I've had a bad few weeks. I think I'm finally coming out of it, though. I was able to get up and around a bit and do some laundry. After the first load I felt really weak, but I'm at least moving today.
I've been doing a lot of fighting with people lately. I was writing blog posts or posting things on facebook just for the purpose of being able to call someone an idiot. Why? I'm angry. Angry about everything. It's like always boiling beneath my skin.
Then I had a few really REALLY bad days. On top of the chronic "all over pain" and they "usual" headache, I had a full blown migraine attack. But this one was worse than just about anything I'd experienced to date. I honestly thought "this is it, I'm going to die".
But I came out the other side. And I had an epiphany. If I'm angry, why I am doing things just to be more angry? Why am I writing things just to tear people, or myself, down? The world is sucky enough. What I need to do is create.
The world needs less ugly and angry, it needs more beautiful, creative, and funny.

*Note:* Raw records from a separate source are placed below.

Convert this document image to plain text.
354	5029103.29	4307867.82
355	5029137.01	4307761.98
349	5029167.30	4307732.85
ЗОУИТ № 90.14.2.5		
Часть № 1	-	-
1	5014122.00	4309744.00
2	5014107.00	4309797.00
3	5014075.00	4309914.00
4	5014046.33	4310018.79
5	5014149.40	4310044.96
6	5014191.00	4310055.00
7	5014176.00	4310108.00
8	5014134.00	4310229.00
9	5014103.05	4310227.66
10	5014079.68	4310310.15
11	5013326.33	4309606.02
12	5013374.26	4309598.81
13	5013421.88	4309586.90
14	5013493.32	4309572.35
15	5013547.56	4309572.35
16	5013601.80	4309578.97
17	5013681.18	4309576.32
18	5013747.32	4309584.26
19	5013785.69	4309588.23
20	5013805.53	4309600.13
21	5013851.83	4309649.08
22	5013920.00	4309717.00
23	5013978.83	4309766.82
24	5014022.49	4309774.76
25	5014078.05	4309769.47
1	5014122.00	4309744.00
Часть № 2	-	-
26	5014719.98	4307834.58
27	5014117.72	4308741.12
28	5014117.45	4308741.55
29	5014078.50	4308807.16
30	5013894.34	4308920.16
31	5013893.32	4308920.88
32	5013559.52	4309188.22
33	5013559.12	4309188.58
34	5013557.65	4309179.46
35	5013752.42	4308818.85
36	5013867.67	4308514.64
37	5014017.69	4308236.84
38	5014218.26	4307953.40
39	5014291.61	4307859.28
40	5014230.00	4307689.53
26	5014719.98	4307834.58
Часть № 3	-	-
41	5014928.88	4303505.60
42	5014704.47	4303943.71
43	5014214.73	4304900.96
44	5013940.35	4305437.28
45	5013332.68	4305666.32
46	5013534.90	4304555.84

So I've been trying to change my way of thinking and doing things. I've slipped a couple times and still picked a fight. But I've been trying to find a much more positive outlet for my anger and frustration.
I keep another blog where I'm trying to do some creative writing. Also, I have a Tumblr blog where I post weird things I do with GIMP (a freeware 'version' of Photoshop). Am I any good at either? No, not really. But it is fun. And it is a release. The process of making something rather than tearing something down is kind of... liberating.
Ok. Enough rambling. Chat me up! Love you all.